Fig. 11-Field shale pore


pressure interpretation from
sonic velocity in Fig 8
accompanied by definitive
field shale pore pressure
interpretation that takes into
account centroid location at
the water leg

porosity trend and it is commonly undetected by seismic. Analytical formula can be used (Ostermeier, 1995) to
derive the near mudline density and calibrated with the data.
For normal compaction trends, shale-based vertical (or mean) compaction trends should be developed with
offset wells while achieving consistent fitting parameters. When shallow section data is not available or limited
(may be due to the shallow top of overpressure), other wells from shallow water part of the basin can be used.
Miller NCT is suitable for shallow section (2 km from mudline). In order to account for undrained tectonic
shearing at the deeper part, consider Semi-log NCT.

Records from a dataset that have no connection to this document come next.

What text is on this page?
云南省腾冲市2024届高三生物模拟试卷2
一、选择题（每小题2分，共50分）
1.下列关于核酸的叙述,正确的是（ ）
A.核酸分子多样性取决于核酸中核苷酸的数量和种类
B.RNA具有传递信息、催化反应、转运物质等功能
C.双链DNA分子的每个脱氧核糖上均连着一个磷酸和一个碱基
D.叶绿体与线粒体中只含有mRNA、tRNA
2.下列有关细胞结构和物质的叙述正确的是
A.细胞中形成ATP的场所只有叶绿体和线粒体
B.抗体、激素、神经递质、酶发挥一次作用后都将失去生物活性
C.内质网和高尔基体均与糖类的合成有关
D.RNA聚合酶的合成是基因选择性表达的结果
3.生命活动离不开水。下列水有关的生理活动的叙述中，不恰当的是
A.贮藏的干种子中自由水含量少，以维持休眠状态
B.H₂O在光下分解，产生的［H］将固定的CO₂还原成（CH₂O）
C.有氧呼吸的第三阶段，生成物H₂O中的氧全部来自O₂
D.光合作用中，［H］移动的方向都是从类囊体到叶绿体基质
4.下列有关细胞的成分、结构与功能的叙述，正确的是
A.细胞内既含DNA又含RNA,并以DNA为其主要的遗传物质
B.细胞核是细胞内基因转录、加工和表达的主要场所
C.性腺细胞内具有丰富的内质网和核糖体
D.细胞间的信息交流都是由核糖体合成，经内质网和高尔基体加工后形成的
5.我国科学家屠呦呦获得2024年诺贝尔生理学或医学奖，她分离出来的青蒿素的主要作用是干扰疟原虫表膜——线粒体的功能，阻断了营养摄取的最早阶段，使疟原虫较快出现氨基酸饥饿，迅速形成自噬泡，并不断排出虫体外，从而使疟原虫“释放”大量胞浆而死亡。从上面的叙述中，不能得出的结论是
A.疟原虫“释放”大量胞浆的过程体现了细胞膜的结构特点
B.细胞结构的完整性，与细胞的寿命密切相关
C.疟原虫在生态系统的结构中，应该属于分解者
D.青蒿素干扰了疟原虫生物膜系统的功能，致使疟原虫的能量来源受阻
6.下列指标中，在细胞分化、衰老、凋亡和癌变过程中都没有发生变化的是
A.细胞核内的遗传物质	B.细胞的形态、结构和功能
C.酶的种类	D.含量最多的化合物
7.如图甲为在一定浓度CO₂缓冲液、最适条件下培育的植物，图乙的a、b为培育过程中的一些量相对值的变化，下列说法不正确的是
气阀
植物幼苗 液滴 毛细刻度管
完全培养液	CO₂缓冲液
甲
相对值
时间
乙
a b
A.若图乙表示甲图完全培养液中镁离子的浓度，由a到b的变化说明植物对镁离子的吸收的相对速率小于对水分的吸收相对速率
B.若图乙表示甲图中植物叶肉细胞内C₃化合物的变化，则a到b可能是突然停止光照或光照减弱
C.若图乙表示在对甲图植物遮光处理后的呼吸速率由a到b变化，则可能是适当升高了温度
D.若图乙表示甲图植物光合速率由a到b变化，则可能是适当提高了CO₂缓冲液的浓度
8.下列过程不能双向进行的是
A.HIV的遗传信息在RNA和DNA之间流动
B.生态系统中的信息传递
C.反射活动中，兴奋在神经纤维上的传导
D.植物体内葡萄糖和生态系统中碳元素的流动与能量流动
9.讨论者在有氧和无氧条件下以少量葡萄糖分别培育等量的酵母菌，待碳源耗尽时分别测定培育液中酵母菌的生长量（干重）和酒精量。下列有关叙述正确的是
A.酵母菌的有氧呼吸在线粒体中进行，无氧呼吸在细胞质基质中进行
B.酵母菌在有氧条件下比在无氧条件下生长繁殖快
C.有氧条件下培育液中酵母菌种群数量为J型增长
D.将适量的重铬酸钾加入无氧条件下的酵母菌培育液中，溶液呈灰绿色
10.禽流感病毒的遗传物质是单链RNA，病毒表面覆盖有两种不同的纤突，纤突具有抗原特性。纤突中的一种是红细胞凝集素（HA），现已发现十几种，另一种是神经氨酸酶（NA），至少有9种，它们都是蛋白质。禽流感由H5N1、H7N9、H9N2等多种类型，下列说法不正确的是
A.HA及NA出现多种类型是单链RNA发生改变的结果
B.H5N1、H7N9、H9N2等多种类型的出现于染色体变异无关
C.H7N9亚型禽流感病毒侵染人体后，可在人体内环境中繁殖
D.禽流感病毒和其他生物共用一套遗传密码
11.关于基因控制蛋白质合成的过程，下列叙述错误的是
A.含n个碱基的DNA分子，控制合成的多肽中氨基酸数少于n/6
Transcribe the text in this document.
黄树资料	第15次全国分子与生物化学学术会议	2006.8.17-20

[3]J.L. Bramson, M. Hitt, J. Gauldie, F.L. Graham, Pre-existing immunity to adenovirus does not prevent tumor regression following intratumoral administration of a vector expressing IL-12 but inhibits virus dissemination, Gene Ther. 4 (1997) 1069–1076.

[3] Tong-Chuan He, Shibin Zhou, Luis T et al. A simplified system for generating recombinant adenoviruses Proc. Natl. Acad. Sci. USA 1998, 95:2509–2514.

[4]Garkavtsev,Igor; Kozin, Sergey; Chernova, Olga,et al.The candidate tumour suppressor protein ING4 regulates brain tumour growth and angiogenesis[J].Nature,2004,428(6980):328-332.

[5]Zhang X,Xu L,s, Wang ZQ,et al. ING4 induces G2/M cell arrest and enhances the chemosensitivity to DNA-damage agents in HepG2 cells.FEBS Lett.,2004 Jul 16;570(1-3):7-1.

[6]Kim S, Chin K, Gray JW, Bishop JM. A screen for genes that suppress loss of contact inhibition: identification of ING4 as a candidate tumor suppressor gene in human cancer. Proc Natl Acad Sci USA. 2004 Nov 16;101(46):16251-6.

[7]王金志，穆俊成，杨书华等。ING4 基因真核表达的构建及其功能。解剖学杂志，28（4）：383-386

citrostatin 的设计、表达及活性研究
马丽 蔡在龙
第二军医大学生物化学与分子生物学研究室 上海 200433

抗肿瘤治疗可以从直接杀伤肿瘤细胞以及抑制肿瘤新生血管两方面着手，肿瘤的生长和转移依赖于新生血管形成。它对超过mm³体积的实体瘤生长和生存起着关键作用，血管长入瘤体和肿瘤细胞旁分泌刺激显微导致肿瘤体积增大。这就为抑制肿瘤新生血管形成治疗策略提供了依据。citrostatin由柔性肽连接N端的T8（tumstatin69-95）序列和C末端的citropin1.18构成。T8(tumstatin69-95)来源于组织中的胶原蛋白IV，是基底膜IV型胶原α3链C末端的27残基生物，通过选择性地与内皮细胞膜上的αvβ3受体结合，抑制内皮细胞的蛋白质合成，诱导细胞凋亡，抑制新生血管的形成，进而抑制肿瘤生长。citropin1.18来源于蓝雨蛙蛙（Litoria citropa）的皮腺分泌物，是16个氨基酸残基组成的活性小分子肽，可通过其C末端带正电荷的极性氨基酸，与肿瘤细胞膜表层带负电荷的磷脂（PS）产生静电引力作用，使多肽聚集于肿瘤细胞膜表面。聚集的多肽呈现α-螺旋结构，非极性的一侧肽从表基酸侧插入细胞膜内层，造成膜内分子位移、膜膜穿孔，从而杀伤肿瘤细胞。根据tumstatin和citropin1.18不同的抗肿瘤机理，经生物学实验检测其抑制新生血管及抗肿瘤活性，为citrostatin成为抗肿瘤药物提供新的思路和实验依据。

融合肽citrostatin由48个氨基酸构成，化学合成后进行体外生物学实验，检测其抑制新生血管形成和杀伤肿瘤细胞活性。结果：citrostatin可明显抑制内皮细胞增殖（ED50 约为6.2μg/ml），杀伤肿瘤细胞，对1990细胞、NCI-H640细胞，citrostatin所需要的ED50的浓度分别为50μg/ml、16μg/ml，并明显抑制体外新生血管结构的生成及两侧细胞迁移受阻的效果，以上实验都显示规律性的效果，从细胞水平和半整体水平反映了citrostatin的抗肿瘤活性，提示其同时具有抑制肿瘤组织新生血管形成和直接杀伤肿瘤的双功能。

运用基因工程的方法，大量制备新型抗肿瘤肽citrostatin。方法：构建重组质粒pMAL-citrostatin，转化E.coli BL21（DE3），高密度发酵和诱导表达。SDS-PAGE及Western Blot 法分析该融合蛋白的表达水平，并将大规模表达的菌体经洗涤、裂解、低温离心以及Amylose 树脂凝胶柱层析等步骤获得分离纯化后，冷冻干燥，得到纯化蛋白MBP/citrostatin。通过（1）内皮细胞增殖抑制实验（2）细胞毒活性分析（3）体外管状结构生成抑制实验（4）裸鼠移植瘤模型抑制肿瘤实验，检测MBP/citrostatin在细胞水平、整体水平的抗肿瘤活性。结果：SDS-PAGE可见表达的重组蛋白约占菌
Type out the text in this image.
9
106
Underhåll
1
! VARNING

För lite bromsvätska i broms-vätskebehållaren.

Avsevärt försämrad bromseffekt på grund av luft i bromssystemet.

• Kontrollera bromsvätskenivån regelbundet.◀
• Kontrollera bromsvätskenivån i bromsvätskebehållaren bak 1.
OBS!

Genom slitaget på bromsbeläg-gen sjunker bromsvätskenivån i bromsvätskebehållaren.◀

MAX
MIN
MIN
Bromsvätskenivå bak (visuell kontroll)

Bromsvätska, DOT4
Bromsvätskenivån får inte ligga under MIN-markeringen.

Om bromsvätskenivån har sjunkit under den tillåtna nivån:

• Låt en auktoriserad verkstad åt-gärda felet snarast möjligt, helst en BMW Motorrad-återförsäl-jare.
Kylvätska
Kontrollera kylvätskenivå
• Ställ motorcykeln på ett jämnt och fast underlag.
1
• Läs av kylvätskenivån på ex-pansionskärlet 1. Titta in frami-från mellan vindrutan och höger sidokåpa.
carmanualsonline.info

In accounting centroid effect, the anticline and sand body geometry should be mapped. Shale pore
pressure can be calibrated with shallow pressures where drape sediments present. Otherwise, centroid
analysis must be conducted. Vertical hydrostatic thickness of the sand body should be calculated while
assuming a complete permeability from crest to lowest point for high case scenario. If there are more than one
well in the structure penetrating different structural locations, plot all wells in the same pressure-depth plot to
see reservoir connectivity by using pressure plot instead of gradient plot (Shaker 2005).
In the absence of good calibration, the volumetric centroid can be used. When hydrocarbons present,
centroid location will ideally be located at the midpoint of water column. The upper limit of crestal pressure is
the fracture gradient. Once the centroid location of each sand structure has been determined, shale pressure
can be calibrated to centroid locations. Do not calibrate field shale pore pressure with measured pressures
until centroid effect has been analyzed (Bower, 2001; Saleh & Shaker, 2001).
For proposed wells, accurate shale pressure prediction and centroid analysis is critical to determine
whether the intended geological targets are achievable. Wells drilled in DSCM often faced with limited drilling
window, especially in deep section of NW Borneo. Real-time pressure monitoring is often required.
Conclusion
Deepwater Sundaland continental margin (DSCM) presents unique challenges to pore pressure
detection which has been resulting in a costly drilling operation. These challenges include shallow top of
overpressure, the failure of standard empirical compaction methods, and centroid phenomenon. Undrained
tectonic shearing has been identified as one of overpressure pressure mechanisms in DSCM where standard
empirical methods fail to function. Two-trend NCTs of Miller and Semi-log have been proposed. Miller NCT
can be used for shallow section approximately up to 2 km above mudline. Semi-log NCT is proposed for
deeper section. The presence of prominent structural inclination in this thrust-fold belt region also increases
the likelihood of centroid effect to be a major overpressure mechanism at the crest of structures. Centroid
analysis must be conducted before calibrating shale pressure with measured pressures.